Foto: Das „Wonderwomb“-Ensmble in Marburg © Jan Bosch
Text:Detlev Baur, am 18. September 2022
Am Anfang ist die Sprache. Auf der kleinen Studiobühne des Hessischen Landestheaters in Marburg sind zu Beginn abgefilmte Münder in Großaufnahme zu sehen , die über die Bedeutung der Redekraft sprechen (Video: Rebecca Riedel). Mit diesem multimedial-theatralen Beginn kommt Eva Langes Uraufführung Amir Gudarzis Stück „Wonderwomb“ (zu deutsch etwa „Wunderleib“) schon sehr nahe. Denn der aus dem Iran stammende und seit 2009 in Wien lebende Autor vertraut als deutschsprachiger Autor in einem Maß der Kraft der Sprache, dass man bei der Textlektüre des Gewinnerstücks für den Kleist-Förderpreis 2022 auch an seine große österreichische Kollegin Elfriede Jelinek erinnert wird.
Öl und mehr
Zentrales Thema, eher Motiv, ist Öl, das schwarze Gold. Personifiziert taucht es auf als „Chor der toten Tiere, die zu Öl geworden sind“, auch als „Chor der toten Tiere, die durch Öl sterben, oder bereits gestorben sind“. Gudarzi beschreibt einen sehr weiten Bogen der Erdgeschichte bis zur Krise der Gegenwart, in der wir Menschen mit Hilfe fossiler Energien das Leben von Tieren und uns selbst zerstören. Er verhandelt in dem poetisch mäandernden Text aber auch menschliche Einzelschicksale, die mit seiner eigenen Biografie verwoben sind. Der Iran und andere Öl fördernde Länder sind Schauplätze, ebenso arabische Staaten, die New Yorker Börse oder Österreich. Das Stück ist eine weltumspannende Überforderung, reißt Einzelschicksale an und beschreibt eine abstrakte „Einheit“ der Leben spendenden Toten.
Weniger aktivistisch als Thomas Köck, ein anderer zeitgenössischer Autor aus Österreich, der mit großen poetischen Bildern, aber politisch konkreter die Krise der Menschheit beschreibt, vermengt Gudarzi in „Wonderwomb“ sehr gewagt – und faszinierend – große Themen wie Energiekrise, Fremdenfeindlichkeit bis hin zur Pandemie miteinander.

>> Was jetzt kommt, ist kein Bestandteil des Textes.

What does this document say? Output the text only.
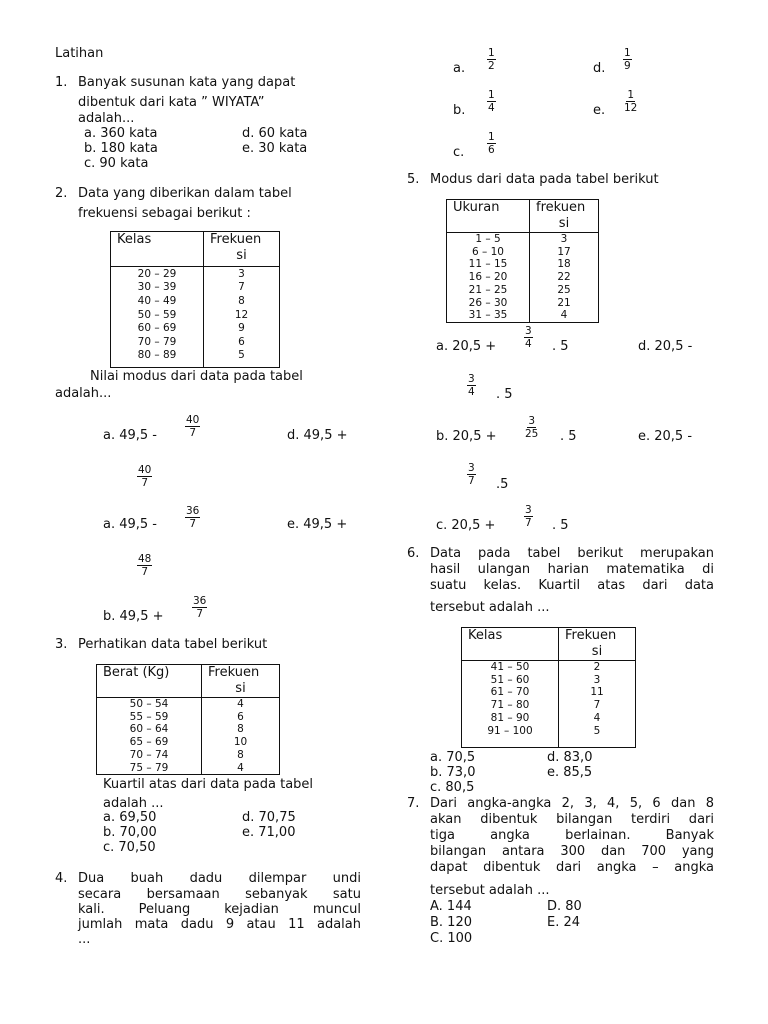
Latihan
1. Banyak susunan kata yang dapat
dibentuk dari kata ” WIYATA”
adalah...
a. 360 kata
b. 180 kata
c. 90 kata
d. 60 kata
e. 30 kata
2. Data yang diberikan dalam tabel
frekuensi sebagai berikut :
Kelas	Frekuen

si

20 – 29	3
30 – 39	7
40 – 49	8
50 – 59	12
60 – 69	9
70 – 79	6
80 – 89	5
Nilai modus dari data pada tabel
adalah...
a. 49,5 -	$\frac{40}{7}$	d. 49,5 +
$\frac{40}{7}$
a. 49,5 -	$\frac{36}{7}$	e. 49,5 +
$\frac{48}{7}$
b. 49,5 +	$\frac{36}{7}$
3. Perhatikan data tabel berikut
Berat (Kg)	Frekuen

si

50 – 54	4
55 – 59	6
60 – 64	8
65 – 69	10
70 – 74	8
75 – 79	4
Kuartil atas dari data pada tabel
adalah ...
a. 69,50
b. 70,00
c. 70,50
d. 70,75
e. 71,00
4. Dua buah dadu dilempar undi
secara bersamaan sebanyak satu
kali. Peluang kejadian muncul
jumlah mata dadu 9 atau 11 adalah
...
a. $\frac{1}{2}$	d. $\frac{1}{9}$
b. $\frac{1}{4}$	e. $\frac{1}{12}$
c. $\frac{1}{6}$
5. Modus dari data pada tabel berikut
Ukuran	frekuen

si

1 – 5	3
6 – 10	17
11 – 15	18
16 – 20	22
21 – 25	25
26 – 30	21
31 – 35	4
a. 20,5 +	$\frac{3}{4}$ . 5	d. 20,5 -
$\frac{3}{4}$ . 5
b. 20,5 +	$\frac{3}{25}$ . 5	e. 20,5 -
$\frac{3}{7} .5$
c. 20,5 +	$\frac{3}{7}$ . 5
6. Data pada tabel berikut merupakan
hasil ulangan harian matematika di
suatu kelas. Kuartil atas dari data
tersebut adalah ...
Kelas	Frekuen

si

41 – 50	2
51 – 60	3
61 – 70	11
71 – 80	7
81 – 90	4
91 – 100	5
a. 70,5
b. 73,0
c. 80,5
d. 83,0
e. 85,5
7. Dari angka-angka 2, 3, 4, 5, 6 dan 8
akan dibentuk bilangan terdiri dari
tiga angka berlainan. Banyak
bilangan antara 300 dan 700 yang
dapat dibentuk dari angka – angka
tersebut adalah ...
A. 144
B. 120
C. 100
D. 80
E. 24
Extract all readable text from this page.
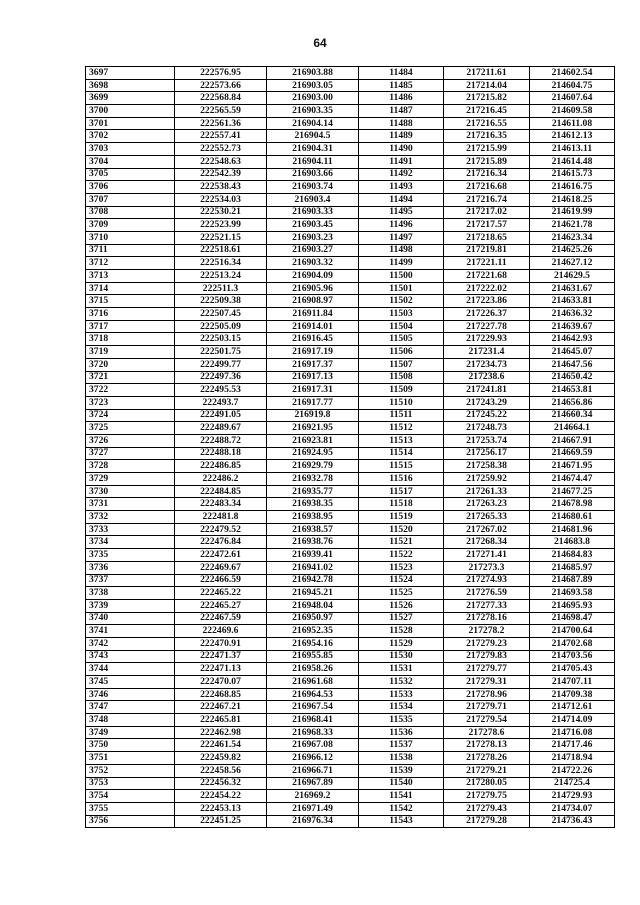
64
3697	222576.95	216903.88	11484	217211.61	214602.54
3698	222573.66	216903.05	11485	217214.04	214604.75
3699	222568.84	216903.00	11486	217215.82	214607.64
3700	222565.59	216903.35	11487	217216.45	214609.58
3701	222561.36	216904.14	11488	217216.55	214611.08
3702	222557.41	216904.5	11489	217216.35	214612.13
3703	222552.73	216904.31	11490	217215.99	214613.11
3704	222548.63	216904.11	11491	217215.89	214614.48
3705	222542.39	216903.66	11492	217216.34	214615.73
3706	222538.43	216903.74	11493	217216.68	214616.75
3707	222534.03	216903.4	11494	217216.74	214618.25
3708	222530.21	216903.33	11495	217217.02	214619.99
3709	222523.99	216903.45	11496	217217.57	214621.78
3710	222521.15	216903.23	11497	217218.65	214623.34
3711	222518.61	216903.27	11498	217219.81	214625.26
3712	222516.34	216903.32	11499	217221.11	214627.12
3713	222513.24	216904.09	11500	217221.68	214629.5
3714	222511.3	216905.96	11501	217222.02	214631.67
3715	222509.38	216908.97	11502	217223.86	214633.81
3716	222507.45	216911.84	11503	217226.37	214636.32
3717	222505.09	216914.01	11504	217227.78	214639.67
3718	222503.15	216916.45	11505	217229.93	214642.93
3719	222501.75	216917.19	11506	217231.4	214645.07
3720	222499.77	216917.37	11507	217234.73	214647.56
3721	222497.36	216917.13	11508	217238.6	214650.42
3722	222495.53	216917.31	11509	217241.81	214653.81
3723	222493.7	216917.77	11510	217243.29	214656.86
3724	222491.05	216919.8	11511	217245.22	214660.34
3725	222489.67	216921.95	11512	217248.73	214664.1
3726	222488.72	216923.81	11513	217253.74	214667.91
3727	222488.18	216924.95	11514	217256.17	214669.59
3728	222486.85	216929.79	11515	217258.38	214671.95
3729	222486.2	216932.78	11516	217259.92	214674.47
3730	222484.85	216935.77	11517	217261.33	214677.25
3731	222483.34	216938.35	11518	217263.23	214678.98
3732	222481.8	216938.95	11519	217265.33	214680.61
3733	222479.52	216938.57	11520	217267.02	214681.96
3734	222476.84	216938.76	11521	217268.34	214683.8
3735	222472.61	216939.41	11522	217271.41	214684.83
3736	222469.67	216941.02	11523	217273.3	214685.97
3737	222466.59	216942.78	11524	217274.93	214687.89
3738	222465.22	216945.21	11525	217276.59	214693.58
3739	222465.27	216948.04	11526	217277.33	214695.93
3740	222467.59	216950.97	11527	217278.16	214698.47
3741	222469.6	216952.35	11528	217278.2	214700.64
3742	222470.91	216954.16	11529	217279.23	214702.68
3743	222471.37	216955.85	11530	217279.83	214703.56
3744	222471.13	216958.26	11531	217279.77	214705.43
3745	222470.07	216961.68	11532	217279.31	214707.11
3746	222468.85	216964.53	11533	217278.96	214709.38
3747	222467.21	216967.54	11534	217279.71	214712.61
3748	222465.81	216968.41	11535	217279.54	214714.09
3749	222462.98	216968.33	11536	217278.6	214716.08
3750	222461.54	216967.08	11537	217278.13	214717.46
3751	222459.82	216966.12	11538	217278.26	214718.94
3752	222458.56	216966.71	11539	217279.21	214722.26
3753	222456.32	216967.89	11540	217280.05	214725.4
3754	222454.22	216969.2	11541	217279.75	214729.93
3755	222453.13	216971.49	11542	217279.43	214734.07
3756	222451.25	216976.34	11543	217279.28	214736.43
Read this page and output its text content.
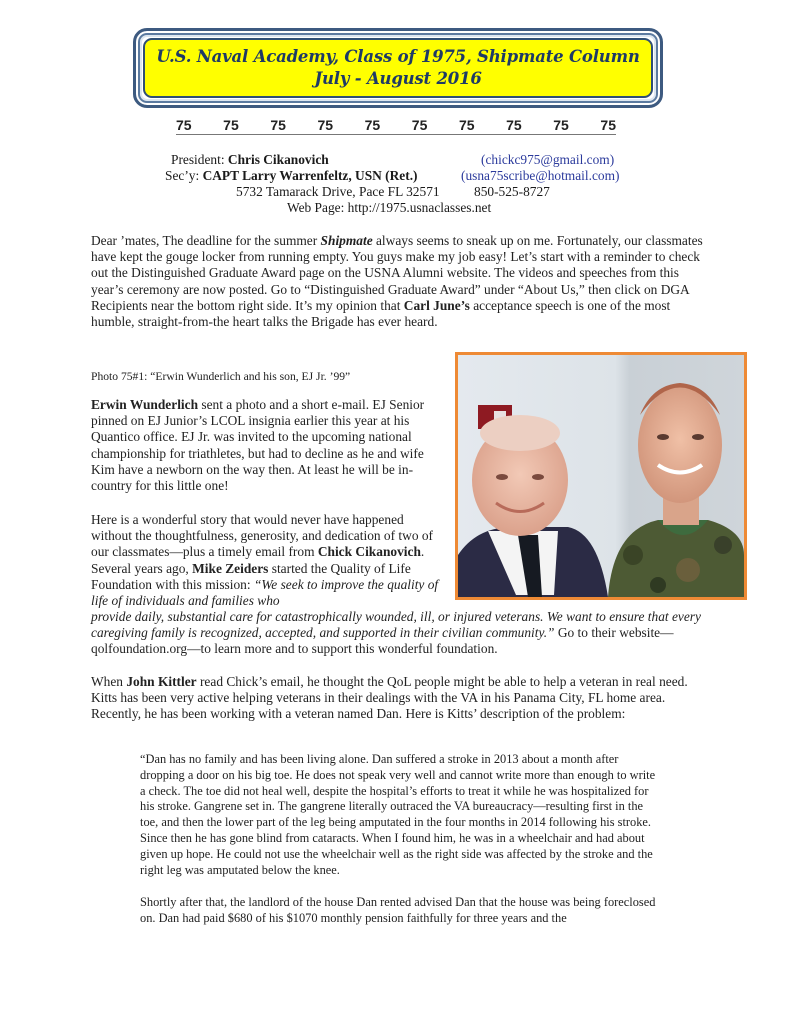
U.S. Naval Academy, Class of 1975, Shipmate Column
July - August 2016
75 75 75 75 75 75 75 75 75 75
President: Chris Cikanovich	(chickc975@gmail.com)
Sec’y: CAPT Larry Warrenfeltz, USN (Ret.)	(usna75scribe@hotmail.com)
5732 Tamarack Drive, Pace FL 32571	850-525-8727
Web Page: http://1975.usnaclasses.net
Dear ’mates, The deadline for the summer Shipmate always seems to sneak up on me. Fortunately, our classmates have kept the gouge locker from running empty. You guys make my job easy! Let’s start with a reminder to check out the Distinguished Graduate Award page on the USNA Alumni website. The videos and speeches from this year’s ceremony are now posted. Go to “Distinguished Graduate Award” under “About Us,” then click on DGA Recipients near the bottom right side. It’s my opinion that Carl June’s acceptance speech is one of the most humble, straight-from-the heart talks the Brigade has ever heard.
Photo 75#1: “Erwin Wunderlich and his son, EJ Jr. ’99”
Erwin Wunderlich sent a photo and a short e-mail. EJ Senior pinned on EJ Junior’s LCOL insignia earlier this year at his Quantico office. EJ Jr. was invited to the upcoming national championship for triathletes, but had to decline as he and wife Kim have a newborn on the way then. At least he will be in-country for this little one!
Here is a wonderful story that would never have happened without the thoughtfulness, generosity, and dedication of two of our classmates—plus a timely email from Chick Cikanovich. Several years ago, Mike Zeiders started the Quality of Life Foundation with this mission: “We seek to improve the quality of life of individuals and families who
provide daily, substantial care for catastrophically wounded, ill, or injured veterans. We want to ensure that every caregiving family is recognized, accepted, and supported in their civilian community.” Go to their website—qolfoundation.org—to learn more and to support this wonderful foundation.
When John Kittler read Chick’s email, he thought the QoL people might be able to help a veteran in real need. Kitts has been very active helping veterans in their dealings with the VA in his Panama City, FL home area. Recently, he has been working with a veteran named Dan. Here is Kitts’ description of the problem:
“Dan has no family and has been living alone. Dan suffered a stroke in 2013 about a month after dropping a door on his big toe. He does not speak very well and cannot write more than enough to write a check. The toe did not heal well, despite the hospital’s efforts to treat it while he was hospitalized for his stroke. Gangrene set in. The gangrene literally outraced the VA bureaucracy—resulting first in the toe, and then the lower part of the leg being amputated in the four months in 2014 following his stroke. Since then he has gone blind from cataracts. When I found him, he was in a wheelchair and had about given up hope. He could not use the wheelchair well as the right side was affected by the stroke and the right leg was amputated below the knee.
Shortly after that, the landlord of the house Dan rented advised Dan that the house was being foreclosed on. Dan had paid $680 of his $1070 monthly pension faithfully for three years and the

Durch seine persönliche Perspektive entsteht da ein wirklich kosmopolitisches Theater, das jedoch leicht ins Unverbindliche abrutschen kann.
Chorische Kraft
Auf der von Plastiklappen umhängten Bühne (Carolin Mittler) agieren drei Erzähler*innen in goldglitzernden Anzügen (Kostüme: Agathe Mac Queen). Voll wird es dann auf der Bühne, wenn noch der Chor der Un-Toten, „Eine Einheit, Öl genannt“, dazu stößt (Saskia Boden-Dilling, Eike Mathis Hackmann, Anna Rausch, Silvia Schwinger und Mia Wiederstein) und schließlich die Gruppe der immer wieder auftauchenden Gestalten – „Protagonisten“ trifft ihre Rollen eher nicht –, anfangs als Superheld:innen (Lisa Grosche, Fanny Holzer, Ben Knop, Ulrike Walther und Konstatin Marsch, der kurzfristig für Sven Brormann einsprang). Bis die Spielebenen und Figuren angerissen sind, dauert es; die Gruppe der Öl-Wesen etwa wirkt vor allem chorisch einstudiert, verkörpert aber noch wenig eine spannungsreiche Gruppe.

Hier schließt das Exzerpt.